Part of the problem is that most people really don't know anything about computers or the internet. They'll tell you "but I have a fast connection! It's three megs!" because they don't understand the difference between latency and bandwidth, or they'll point out that their email and websites load really quickly. From this end-user's point of view there's nothing wrong with their connection that should cause their VoIP phone to suck, because "everything else works", and I partially agree with them -- they shouldn't have to constantly harrass their ISP to stop screwing around. (My disagreement is my cynicism of caveat emptor, and it wouldn't kill people to know a little something about how the service works, at the very least so they know to whom to complain when something goes wrong. In essence they're bringing a car to the mechanic complaining that the ride is bumpy, when the problem is the road outside their house is full of potholes.)
But even my cynicism has limits -- as a matter of fact I had to go through this same crap with my home cable provider, Charter, and it took nearly two weeks for me to get them to deal with the problem. Keep in mind that's someone like me, who knows what he's talking about, who is in IT, who can provide useful information about where the problem lies, and knows to whom to speak and how to phrase the problem to get results. What is your average user supposed to do, when they don't know anything about this stuff?

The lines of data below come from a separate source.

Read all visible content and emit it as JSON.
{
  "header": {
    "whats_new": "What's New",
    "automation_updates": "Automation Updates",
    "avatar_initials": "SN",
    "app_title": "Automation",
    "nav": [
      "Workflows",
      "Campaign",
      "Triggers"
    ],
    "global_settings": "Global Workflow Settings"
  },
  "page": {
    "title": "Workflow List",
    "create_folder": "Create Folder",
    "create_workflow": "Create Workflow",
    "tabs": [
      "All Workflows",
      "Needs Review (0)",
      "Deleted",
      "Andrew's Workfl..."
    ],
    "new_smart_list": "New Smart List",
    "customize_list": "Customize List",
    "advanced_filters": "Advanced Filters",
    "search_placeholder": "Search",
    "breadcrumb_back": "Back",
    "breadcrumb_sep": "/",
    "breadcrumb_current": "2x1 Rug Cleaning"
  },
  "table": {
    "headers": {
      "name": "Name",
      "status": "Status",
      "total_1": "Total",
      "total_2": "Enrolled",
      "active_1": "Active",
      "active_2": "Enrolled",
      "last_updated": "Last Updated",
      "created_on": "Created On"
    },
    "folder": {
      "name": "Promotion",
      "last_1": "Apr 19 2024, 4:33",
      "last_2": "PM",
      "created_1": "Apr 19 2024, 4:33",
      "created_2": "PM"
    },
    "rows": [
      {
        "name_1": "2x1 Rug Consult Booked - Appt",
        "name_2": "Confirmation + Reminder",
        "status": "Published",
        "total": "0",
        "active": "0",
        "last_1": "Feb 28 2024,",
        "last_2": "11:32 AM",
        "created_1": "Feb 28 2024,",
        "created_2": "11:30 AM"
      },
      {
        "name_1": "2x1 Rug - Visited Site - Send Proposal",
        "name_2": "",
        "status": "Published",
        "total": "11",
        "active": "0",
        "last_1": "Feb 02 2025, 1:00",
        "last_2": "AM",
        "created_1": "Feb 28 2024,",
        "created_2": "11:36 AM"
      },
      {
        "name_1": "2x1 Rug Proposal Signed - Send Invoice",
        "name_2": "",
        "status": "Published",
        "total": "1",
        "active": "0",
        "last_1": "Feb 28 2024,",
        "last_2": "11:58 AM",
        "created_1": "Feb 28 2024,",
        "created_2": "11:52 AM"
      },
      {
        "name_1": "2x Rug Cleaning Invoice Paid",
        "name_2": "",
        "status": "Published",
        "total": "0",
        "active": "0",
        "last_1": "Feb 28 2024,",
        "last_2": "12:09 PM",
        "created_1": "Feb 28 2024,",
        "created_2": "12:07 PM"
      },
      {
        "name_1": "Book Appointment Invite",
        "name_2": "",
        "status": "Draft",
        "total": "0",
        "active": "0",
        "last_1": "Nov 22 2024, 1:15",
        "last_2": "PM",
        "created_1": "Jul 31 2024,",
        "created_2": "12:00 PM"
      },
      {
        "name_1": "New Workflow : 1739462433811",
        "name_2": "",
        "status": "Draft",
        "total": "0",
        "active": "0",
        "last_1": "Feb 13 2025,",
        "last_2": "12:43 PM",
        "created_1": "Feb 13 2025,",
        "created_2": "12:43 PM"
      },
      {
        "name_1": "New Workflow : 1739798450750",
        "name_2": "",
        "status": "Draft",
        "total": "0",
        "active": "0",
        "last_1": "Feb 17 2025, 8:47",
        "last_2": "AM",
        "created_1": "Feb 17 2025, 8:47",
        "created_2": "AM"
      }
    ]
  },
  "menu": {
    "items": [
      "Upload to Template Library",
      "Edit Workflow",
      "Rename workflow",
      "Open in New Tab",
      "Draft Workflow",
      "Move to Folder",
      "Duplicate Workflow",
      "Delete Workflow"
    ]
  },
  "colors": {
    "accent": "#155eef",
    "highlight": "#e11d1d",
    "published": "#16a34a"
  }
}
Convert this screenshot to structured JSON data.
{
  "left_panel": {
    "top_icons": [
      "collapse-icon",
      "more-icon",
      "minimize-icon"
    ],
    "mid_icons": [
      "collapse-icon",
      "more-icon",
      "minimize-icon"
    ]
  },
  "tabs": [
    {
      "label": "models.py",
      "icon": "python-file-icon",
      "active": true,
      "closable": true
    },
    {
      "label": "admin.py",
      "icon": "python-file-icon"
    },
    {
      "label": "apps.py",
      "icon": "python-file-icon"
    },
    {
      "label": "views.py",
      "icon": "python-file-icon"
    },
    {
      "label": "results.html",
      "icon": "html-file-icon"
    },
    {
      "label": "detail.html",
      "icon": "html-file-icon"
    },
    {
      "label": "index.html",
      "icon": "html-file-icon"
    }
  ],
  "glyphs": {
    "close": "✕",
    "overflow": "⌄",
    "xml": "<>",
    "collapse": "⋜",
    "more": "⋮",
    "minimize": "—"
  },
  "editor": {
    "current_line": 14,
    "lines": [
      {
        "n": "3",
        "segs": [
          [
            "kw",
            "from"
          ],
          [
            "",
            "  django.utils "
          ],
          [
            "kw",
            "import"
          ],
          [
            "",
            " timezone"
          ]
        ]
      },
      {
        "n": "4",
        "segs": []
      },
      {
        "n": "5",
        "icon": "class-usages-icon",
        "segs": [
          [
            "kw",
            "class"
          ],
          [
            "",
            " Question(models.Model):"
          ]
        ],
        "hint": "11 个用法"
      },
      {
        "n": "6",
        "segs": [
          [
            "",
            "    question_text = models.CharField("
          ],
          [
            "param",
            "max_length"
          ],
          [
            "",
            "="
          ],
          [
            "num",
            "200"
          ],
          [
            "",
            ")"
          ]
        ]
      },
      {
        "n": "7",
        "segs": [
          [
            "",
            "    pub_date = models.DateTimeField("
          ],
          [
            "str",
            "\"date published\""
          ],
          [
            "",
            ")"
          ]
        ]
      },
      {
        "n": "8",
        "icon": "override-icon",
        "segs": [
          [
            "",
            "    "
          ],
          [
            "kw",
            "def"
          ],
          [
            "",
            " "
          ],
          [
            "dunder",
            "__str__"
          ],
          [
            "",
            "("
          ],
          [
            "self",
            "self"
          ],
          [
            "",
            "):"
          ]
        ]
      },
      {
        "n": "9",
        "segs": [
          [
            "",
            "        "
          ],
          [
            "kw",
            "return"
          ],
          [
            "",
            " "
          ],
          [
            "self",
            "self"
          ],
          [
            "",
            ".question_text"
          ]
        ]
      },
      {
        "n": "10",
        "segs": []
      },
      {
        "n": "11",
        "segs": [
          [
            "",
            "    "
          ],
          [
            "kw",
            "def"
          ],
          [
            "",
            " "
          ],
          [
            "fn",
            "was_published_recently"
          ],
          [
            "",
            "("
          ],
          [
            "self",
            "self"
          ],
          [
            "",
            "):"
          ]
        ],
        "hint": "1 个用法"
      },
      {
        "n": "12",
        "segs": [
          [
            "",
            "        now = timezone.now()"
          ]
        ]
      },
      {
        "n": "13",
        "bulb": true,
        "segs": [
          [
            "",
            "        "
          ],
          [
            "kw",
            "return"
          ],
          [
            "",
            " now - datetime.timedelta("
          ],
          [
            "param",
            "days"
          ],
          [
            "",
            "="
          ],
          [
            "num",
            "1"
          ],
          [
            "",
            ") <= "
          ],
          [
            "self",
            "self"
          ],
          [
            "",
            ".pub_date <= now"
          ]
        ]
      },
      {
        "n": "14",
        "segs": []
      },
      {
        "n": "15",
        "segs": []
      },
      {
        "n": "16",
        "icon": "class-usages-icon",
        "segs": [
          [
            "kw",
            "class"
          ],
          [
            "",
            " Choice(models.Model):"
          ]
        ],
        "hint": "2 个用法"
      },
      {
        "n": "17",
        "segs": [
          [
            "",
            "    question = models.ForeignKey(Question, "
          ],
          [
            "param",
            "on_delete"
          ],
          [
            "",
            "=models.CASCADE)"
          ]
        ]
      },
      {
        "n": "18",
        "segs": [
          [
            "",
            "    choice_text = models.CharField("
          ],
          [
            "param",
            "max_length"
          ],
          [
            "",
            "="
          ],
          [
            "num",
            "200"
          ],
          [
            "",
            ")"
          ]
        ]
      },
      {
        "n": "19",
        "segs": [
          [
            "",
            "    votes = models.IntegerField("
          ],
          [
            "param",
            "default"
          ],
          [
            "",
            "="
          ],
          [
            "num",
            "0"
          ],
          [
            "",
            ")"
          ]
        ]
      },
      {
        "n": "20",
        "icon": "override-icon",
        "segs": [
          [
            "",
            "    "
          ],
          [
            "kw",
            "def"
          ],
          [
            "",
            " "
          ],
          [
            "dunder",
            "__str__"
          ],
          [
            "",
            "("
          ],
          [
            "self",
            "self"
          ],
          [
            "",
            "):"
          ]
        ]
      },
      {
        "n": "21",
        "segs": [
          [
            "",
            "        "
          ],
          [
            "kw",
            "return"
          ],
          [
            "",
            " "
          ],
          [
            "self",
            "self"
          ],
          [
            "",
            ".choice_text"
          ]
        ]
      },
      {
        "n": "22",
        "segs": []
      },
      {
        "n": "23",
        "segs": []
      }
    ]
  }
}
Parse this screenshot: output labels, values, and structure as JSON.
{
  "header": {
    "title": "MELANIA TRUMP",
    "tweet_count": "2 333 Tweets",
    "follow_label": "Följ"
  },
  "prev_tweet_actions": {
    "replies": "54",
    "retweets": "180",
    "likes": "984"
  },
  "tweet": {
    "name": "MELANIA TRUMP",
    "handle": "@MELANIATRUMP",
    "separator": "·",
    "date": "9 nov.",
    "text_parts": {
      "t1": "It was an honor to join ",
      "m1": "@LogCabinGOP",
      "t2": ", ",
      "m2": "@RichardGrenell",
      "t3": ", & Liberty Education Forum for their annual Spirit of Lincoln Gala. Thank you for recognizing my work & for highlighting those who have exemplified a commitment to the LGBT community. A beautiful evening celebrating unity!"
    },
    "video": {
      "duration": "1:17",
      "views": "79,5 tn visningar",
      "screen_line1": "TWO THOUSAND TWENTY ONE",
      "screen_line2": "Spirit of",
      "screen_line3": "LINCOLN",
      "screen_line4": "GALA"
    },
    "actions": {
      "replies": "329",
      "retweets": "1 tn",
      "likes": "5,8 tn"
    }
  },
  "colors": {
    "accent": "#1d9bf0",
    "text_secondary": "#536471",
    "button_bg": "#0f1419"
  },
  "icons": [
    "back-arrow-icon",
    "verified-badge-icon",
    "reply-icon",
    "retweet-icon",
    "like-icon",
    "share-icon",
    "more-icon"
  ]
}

When it gets to that point, and the ISP is telling them things like "reboot the computer!", the user sees only a few choices -- get a new ISP, or get a new VoIP provider. And here comes Mr Comcast Droid with his promises of high quality, one bill, blah blah blah, and the user thinks that sounds pretty good, so they make the switch.
Also, for those of you griping about security of VoIP, I get that question a lot too. It's not particularly secure, but I find it amusing that nobody asks that question when they're getting a copper line from the local Bell, which isn't secure either. At least to eavesdrop on VoIP you'd have to have access to one of the routers along the path, whereas any ten-year-old can plug a handset into the phone interface on the outside of your house (my friends and I did it all the time to bug my sister).